When flushing, close the lid and utilize the vent fan (it sucks up bacteria before they can settle). Start placing toothbrushes and contact lenses in the medicine cabinet immediately if you haven’t already.

Why: According to Gerba, a flushing toilet resembles a fireworks display when watched in slow motion. Bacteria such as E. coli and salmonella can fly into the air and land on the seat, the handle, and other surfaces because pathogens persist in the bowl even after flushing.

What Is the Best Way to Clean a Bathroom Sink?

What you should do is: Flush the drain with hot water after pouring white vinegar or baking soda down it. Disposable disinfection wipes are recommended for the faucet, according to Gerba, because they considerably reduce microorganisms. (On the other hand, cloths may simply transport germs from one location to another; Gerba has even discovered bacteria from the toilet bowl living in the kitchen sink.)

If you must use cloths, pay close attention to how and where each one is used and stored. After you’ve finished with the handles, floss the faucet (yes, you read that right). The stringy substance is ideal for cleaning the tight, filthy area where the faucet’s base and taps meet the sink.

Why: Get ready to shiver: the sink drain has the highest bacteria level in the bathroom, surpassing even the toilet seat. Gerba discovered as many bacteria down there as he would find on a cutting board used to chop raw meat during his studies.

The Correct Way to Wash Hand Towels

If your washing machine has one, use the sanitizing mode (or bleach them). Every three to four days, replace with fresh towels.

Rather than hanging wet towels on a hook, where folds form, spread them out on a bar where air may circulate. Remember to wipe the towel bar as well; it gathers bacteria as well. Also, don’t leave wet towels near the toilet. (Remember how we talked about slo-mo spray?)

Why? Because they’re widely used and trap moisture, they’re a perfect breeding ground for bacteria.

De-germ the bathroom exhaust fan

To begin, turn off the circuit breaker. The cover should then be removed and soaked in warm water with dish soap. To clean the fan blades, use the vacuum’s nozzle attachment and a moist cloth. With a firm, clean paintbrush, remove dust from the motor and other nooks and crannies, then vacuum up the debris. Replace the cover when it’s entirely dry.

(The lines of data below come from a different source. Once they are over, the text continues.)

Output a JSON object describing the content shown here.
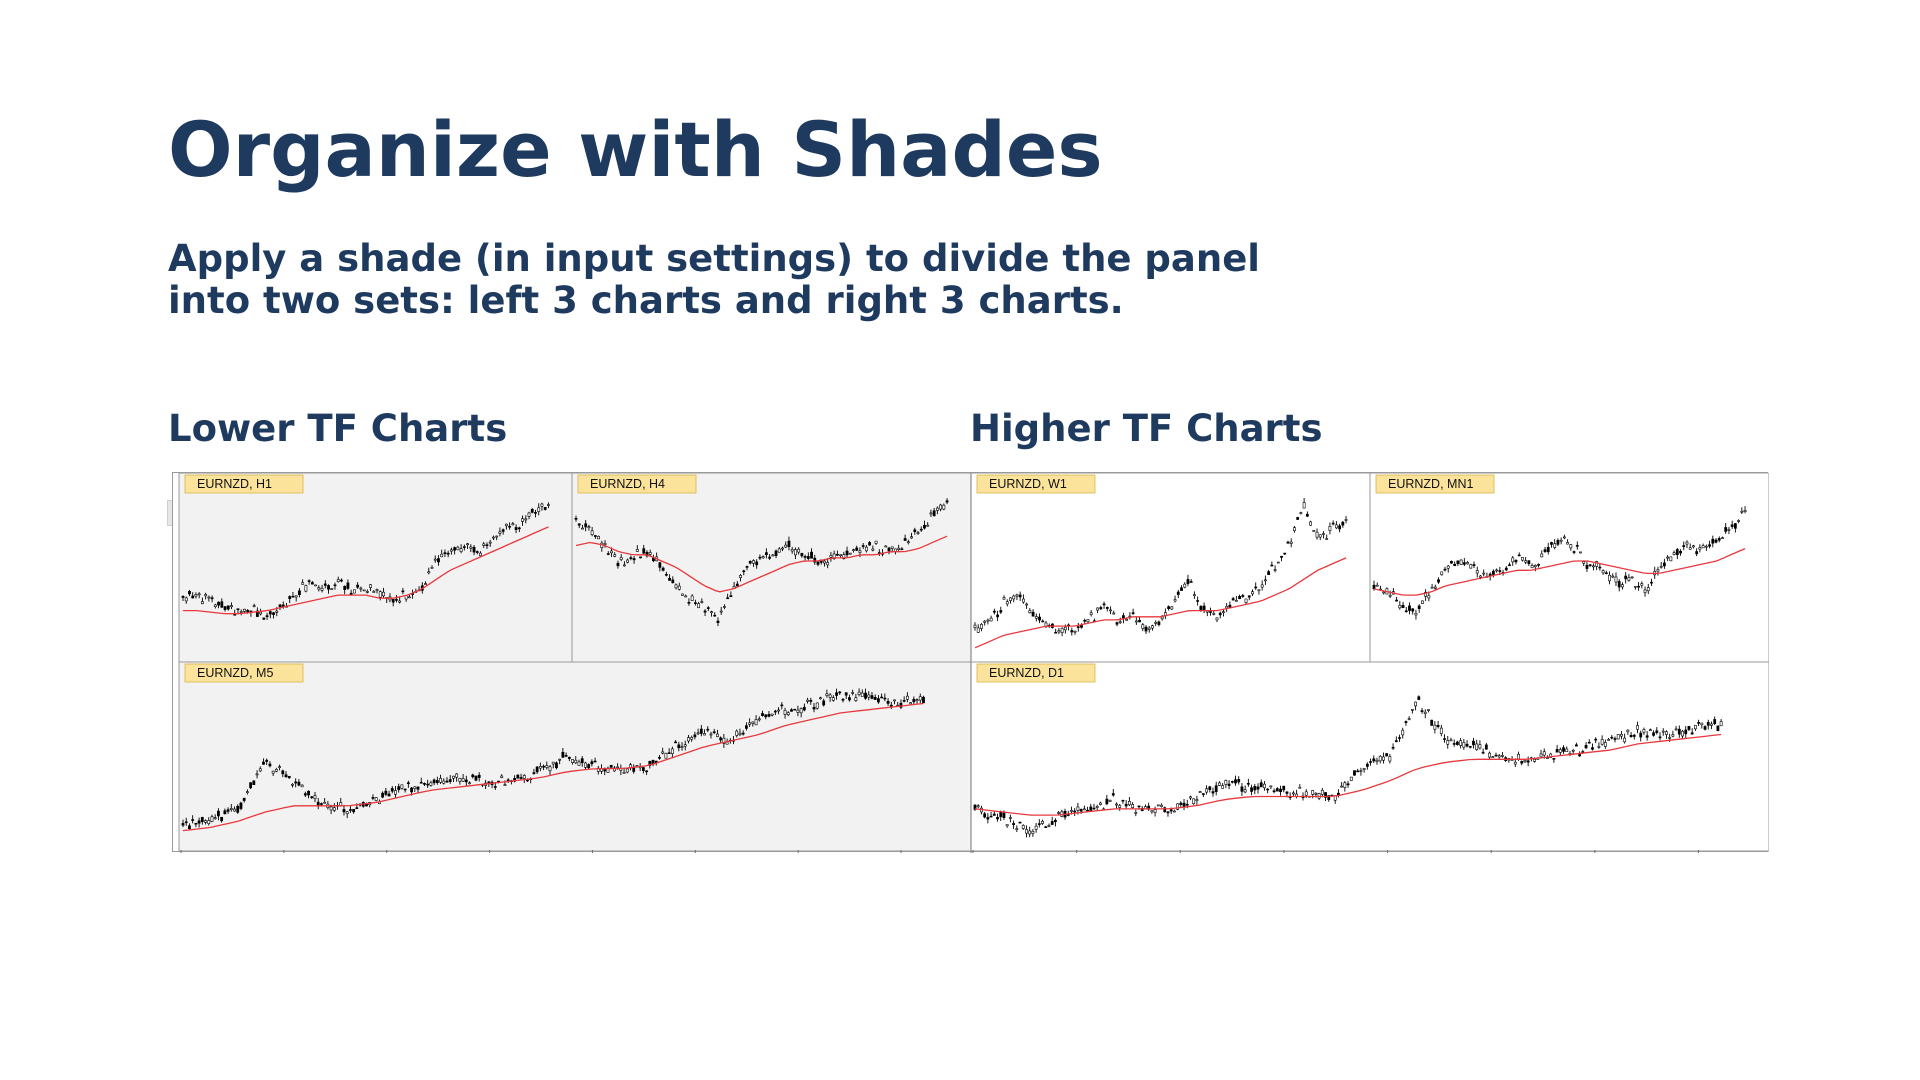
{
  "slide": {
    "title": "Organize with Shades",
    "subtitle": "Apply a shade (in input settings) to divide the panel into two sets: left 3 charts and right 3 charts.",
    "lower_label": "Lower TF Charts",
    "higher_label": "Higher TF Charts"
  },
  "colors": {
    "heading": "#1f3a5f",
    "shade": "#f2f2f2",
    "label_bg": "#fbe39b",
    "label_border": "#d9b44a",
    "candle": "#000000",
    "moving_average": "#e8383d",
    "grid_border": "#9a9a9a"
  },
  "charts": [
    {
      "label": "EURNZD, H1",
      "shaded": true,
      "seed": 11,
      "prices": [
        36,
        38,
        34,
        30,
        26,
        28,
        24,
        30,
        40,
        44,
        42,
        46,
        40,
        44,
        38,
        36,
        38,
        42,
        58,
        68,
        70,
        66,
        74,
        80,
        84,
        92,
        96
      ],
      "ma": [
        28,
        28,
        27,
        26,
        26,
        27,
        28,
        30,
        32,
        34,
        36,
        38,
        38,
        38,
        36,
        36,
        38,
        42,
        48,
        54,
        58,
        62,
        66,
        70,
        74,
        78,
        82
      ]
    },
    {
      "label": "EURNZD, H4",
      "shaded": true,
      "seed": 23,
      "prices": [
        84,
        80,
        70,
        58,
        62,
        66,
        56,
        44,
        36,
        30,
        24,
        40,
        56,
        62,
        66,
        70,
        64,
        60,
        62,
        66,
        68,
        70,
        66,
        72,
        80,
        90,
        96
      ],
      "ma": [
        70,
        72,
        70,
        66,
        64,
        64,
        60,
        56,
        50,
        44,
        40,
        42,
        46,
        50,
        54,
        58,
        60,
        60,
        62,
        62,
        64,
        64,
        66,
        66,
        68,
        72,
        76
      ]
    },
    {
      "label": "EURNZD, M5",
      "shaded": true,
      "seed": 37,
      "prices": [
        10,
        14,
        22,
        52,
        40,
        26,
        22,
        28,
        34,
        38,
        42,
        40,
        40,
        46,
        56,
        50,
        46,
        50,
        62,
        72,
        66,
        80,
        86,
        90,
        96,
        94,
        90,
        92
      ],
      "ma": [
        8,
        10,
        14,
        20,
        24,
        24,
        24,
        26,
        30,
        34,
        36,
        38,
        40,
        42,
        46,
        48,
        48,
        50,
        56,
        62,
        66,
        70,
        76,
        80,
        84,
        86,
        88,
        90
      ]
    },
    {
      "label": "EURNZD, W1",
      "shaded": false,
      "seed": 41,
      "prices": [
        16,
        22,
        32,
        38,
        26,
        18,
        14,
        16,
        22,
        30,
        20,
        26,
        18,
        20,
        34,
        46,
        28,
        22,
        32,
        36,
        44,
        56,
        70,
        96,
        74,
        80,
        86
      ],
      "ma": [
        4,
        8,
        12,
        14,
        16,
        18,
        18,
        18,
        20,
        22,
        22,
        24,
        24,
        24,
        26,
        28,
        28,
        28,
        30,
        32,
        34,
        38,
        42,
        48,
        54,
        58,
        62
      ]
    },
    {
      "label": "EURNZD, MN1",
      "shaded": false,
      "seed": 53,
      "prices": [
        46,
        40,
        30,
        26,
        42,
        54,
        60,
        56,
        50,
        54,
        62,
        56,
        66,
        74,
        70,
        58,
        54,
        46,
        48,
        42,
        56,
        66,
        70,
        68,
        74,
        82,
        90
      ],
      "ma": [
        42,
        40,
        38,
        38,
        40,
        44,
        46,
        48,
        50,
        52,
        54,
        54,
        56,
        58,
        60,
        60,
        58,
        56,
        54,
        52,
        52,
        54,
        56,
        58,
        60,
        64,
        68
      ]
    },
    {
      "label": "EURNZD, D1",
      "shaded": false,
      "seed": 67,
      "prices": [
        22,
        16,
        8,
        18,
        22,
        28,
        22,
        20,
        30,
        38,
        36,
        34,
        32,
        30,
        48,
        56,
        92,
        68,
        62,
        56,
        54,
        58,
        60,
        66,
        72,
        70,
        74,
        76
      ],
      "ma": [
        22,
        20,
        18,
        18,
        20,
        22,
        22,
        22,
        24,
        28,
        30,
        30,
        30,
        30,
        34,
        40,
        48,
        52,
        54,
        54,
        54,
        56,
        58,
        60,
        64,
        66,
        68,
        70
      ]
    }
  ]
}
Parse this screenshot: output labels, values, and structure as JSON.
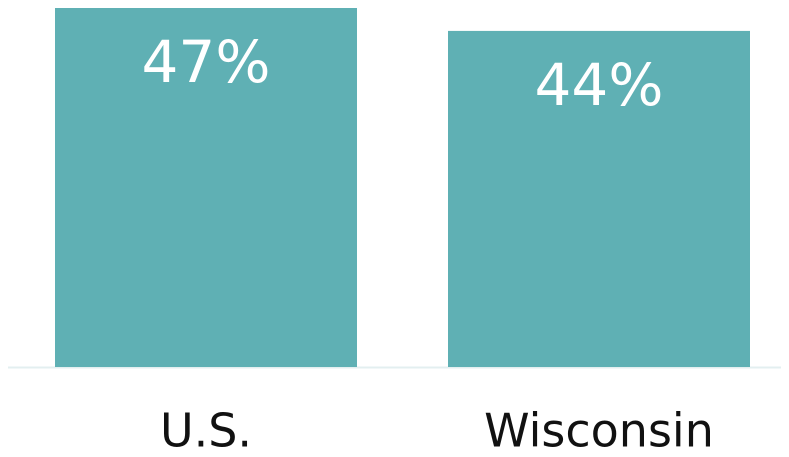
{
  "chart_data": {
    "type": "bar",
    "categories": [
      "U.S.",
      "Wisconsin"
    ],
    "values": [
      47,
      44
    ],
    "value_labels": [
      "47%",
      "44%"
    ],
    "color": "#5fb0b4"
  }
}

Later, set the fan on a timer (a simple job for a handyman) and operate it during each shower and for 30 minutes afterward to keep moisture (and energy use) under control.

Why: While the fan aids in the reduction of mold and mildew, it also inhales a smorgasbord of airborne particles, which can cling to the blades and vent.

Cleaning Supplies for the Bathroom

What you should do is: Take on the toilet brush, which should be cleaned after each use. Here’s how to do it: Place the brush handle between the already-clean seat and the basin, hovering over the bowl, and pour bleach over the bristles. Allow to sit for a few minutes before dousing with clean water from a pitcher. Fill the brush canister with warm, soapy water and let it sit for a few minutes before emptying the unclean water into the toilet.

Why: If you don’t clean your toilet brush thoroughly, it could become a breeding ground for bacteria.